Welcome back house

This post came together over a chance reminder of the London House single ‘Roadblock’ by Stock Aitken Waterman – SAW. It was single that at the time, came and went again, as much new music does, yet one reckons it to be one SAW’s standout contributions to music if compared the rest of their prolific yet unremarkable output.

Stock Aitken Waterman, sometimes known as SAW, is one of prolific hit factories of the mid 1980s to early 1990s, from wiki – are considered to be one of the most successful songwriting and producing partnerships of all time, scoring more than 100 UK top 40 hits, selling 40 million records and earning an alleged £60 million (about $103.78 million) with their music style was labeled “Eurobeat” in Europe with acts that include Dead or Alive, Mel & Kim, Bananaramma, Rick Asterly and Kylie Minogue.

Way back at the beginnings of the last big financial crisis in September 1987 came a sound that was truly like no other. House was a sound from the warehouse club scene in Chicago in the early eighties. Driven by DJ’s this mostly electronic sound mashed hip hop raps, electronic glimpses, soul and funk samples and electronic the signature four to the floor beat.

Roadblock also happened to be at the centre of an ugly sampling legal case with London House project MARRS and their hit ‘Pump up the volume’. ‘Pump up the volume’ features over 200 samples, one being a seven second sound grab from ‘Roadblock’. The whole legal case for sound sampling in music was still being defined by artists and the legal system. At the time of release, MARRS failed to seek a sample clearance from SAW during production, and as a consequence the idea of intellectual property and authorship were hotly debated.

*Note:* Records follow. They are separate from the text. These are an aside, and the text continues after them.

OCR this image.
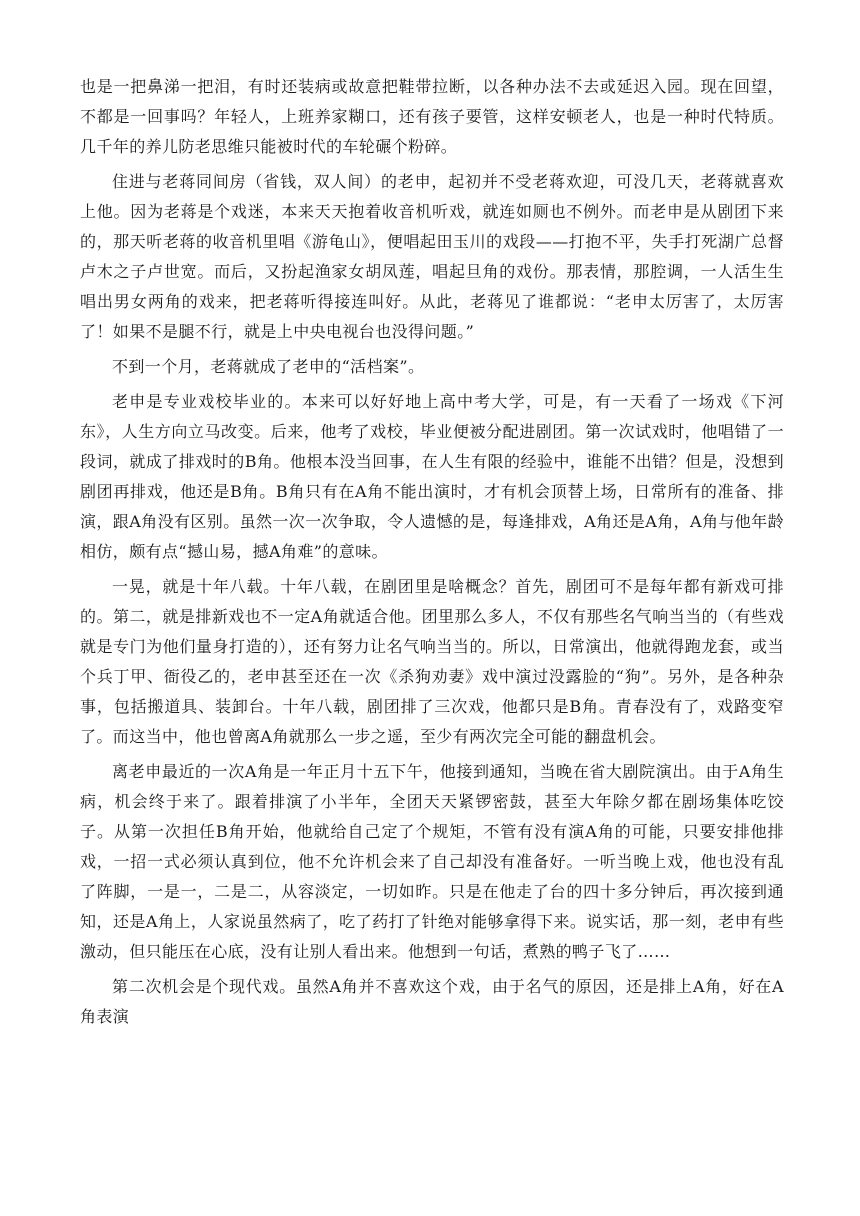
也是一把鼻涕一把泪，有时还装病或故意把鞋带拉断，以各种办法不去或延迟入园。现在回望，不都是一回事吗？年轻人，上班养家糊口，还有孩子要管，这样安顿老人，也是一种时代特质。几千年的养儿防老思维只能被时代的车轮碾个粉碎。

住进与老蒋同间房（省钱，双人间）的老申，起初并不受老蒋欢迎，可没几天，老蒋就喜欢上他。因为老蒋是个戏迷，本来天天抱着收音机听戏，就连如厕也不例外。而老申是从剧团下来的，那天听老蒋的收音机里唱《游龟山》，便唱起田玉川的戏段——打抱不平，失手打死湖广总督卢木之子卢世宽。而后，又扮起渔家女胡凤莲，唱起旦角的戏份。那表情，那腔调，一人活生生唱出男女两角的戏来，把老蒋听得接连叫好。从此，老蒋见了谁都说：“老申太厉害了，太厉害了！如果不是腿不行，就是上中央电视台也没得问题。”

不到一个月，老蒋就成了老申的“活档案”。

老申是专业戏校毕业的。本来可以好好地上高中考大学，可是，有一天看了一场戏《下河东》，人生方向立马改变。后来，他考了戏校，毕业便被分配进剧团。第一次试戏时，他唱错了一段词，就成了排戏时的B角。他根本没当回事，在人生有限的经验中，谁能不出错？但是，没想到剧团再排戏，他还是B角。B角只有在A角不能出演时，才有机会顶替上场，日常所有的准备、排演，跟A角没有区别。虽然一次一次争取，令人遗憾的是，每逢排戏，A角还是A角，A角与他年龄相仿，颇有点“撼山易，撼A角难”的意味。

一晃，就是十年八载。十年八载，在剧团里是啥概念？首先，剧团可不是每年都有新戏可排的。第二，就是排新戏也不一定A角就适合他。团里那么多人，不仅有那些名气响当当的（有些戏就是专门为他们量身打造的），还有努力让名气响当当的。所以，日常演出，他就得跑龙套，或当个兵丁甲、衙役乙的，老申甚至还在一次《杀狗劝妻》戏中演过没露脸的“狗”。另外，是各种杂事，包括搬道具、装卸台。十年八载，剧团排了三次戏，他都只是B角。青春没有了，戏路变窄了。而这当中，他也曾离A角就那么一步之遥，至少有两次完全可能的翻盘机会。

离老申最近的一次A角是一年正月十五下午，他接到通知，当晚在省大剧院演出。由于A角生病，机会终于来了。跟着排演了小半年，全团天天紧锣密鼓，甚至大年除夕都在剧场集体吃饺子。从第一次担任B角开始，他就给自己定了个规矩，不管有没有演A角的可能，只要安排他排戏，一招一式必须认真到位，他不允许机会来了自己却没有准备好。一听当晚上戏，他也没有乱了阵脚，一是一，二是二，从容淡定，一切如昨。只是在他走了台的四十多分钟后，再次接到通知，还是A角上，人家说虽然病了，吃了药打了针绝对能够拿得下来。说实话，那一刻，老申有些激动，但只能压在心底，没有让别人看出来。他想到一句话，煮熟的鸭子飞了……

第二次机会是个现代戏。虽然A角并不喜欢这个戏，由于名气的原因，还是排上A角，好在A角表演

It was an eye and ear opening time to be immersed in music. The whole experience was being assaulted from all quarters. Rap, sampling, video art, large scale dance parties, live performance, lighting effects, along with DJs and multiple DJs transformed the concept of a live music performance.

Roadblock hit the sound waves from nowhere. Like all of the house sound, this single was not common place on the radio, more over in the night clubs and dance parties.

While some quarters were rightly lost in the sounds of Manchesters’s New Order, one’s attention was drawn to the tastes of Tim Richie, (once a DJ at Club Kakadu on Sydney’s Oxford Street in the late eighties, now presenter on the ABC’s Radio National). Hip Hop, House, and Techno was a regular fix on Richie’s decks and Roadblock could have been proceeded by ‘Paid in Full’ by Eric B and Rakim and followed up ‘Theme from S’express’ by S’express, or ‘Good Life’ by Inner City later in the set.

We dug up ‘Your Love’ by Jamie Principle is one of the earliest examples of the Chicago born House style of music. It is at this point, that we also have to pay homage to producer Giorgio Moroder, as well to groups like Kraftwerk, who developed an electronic sound that was alluring to wandering ears.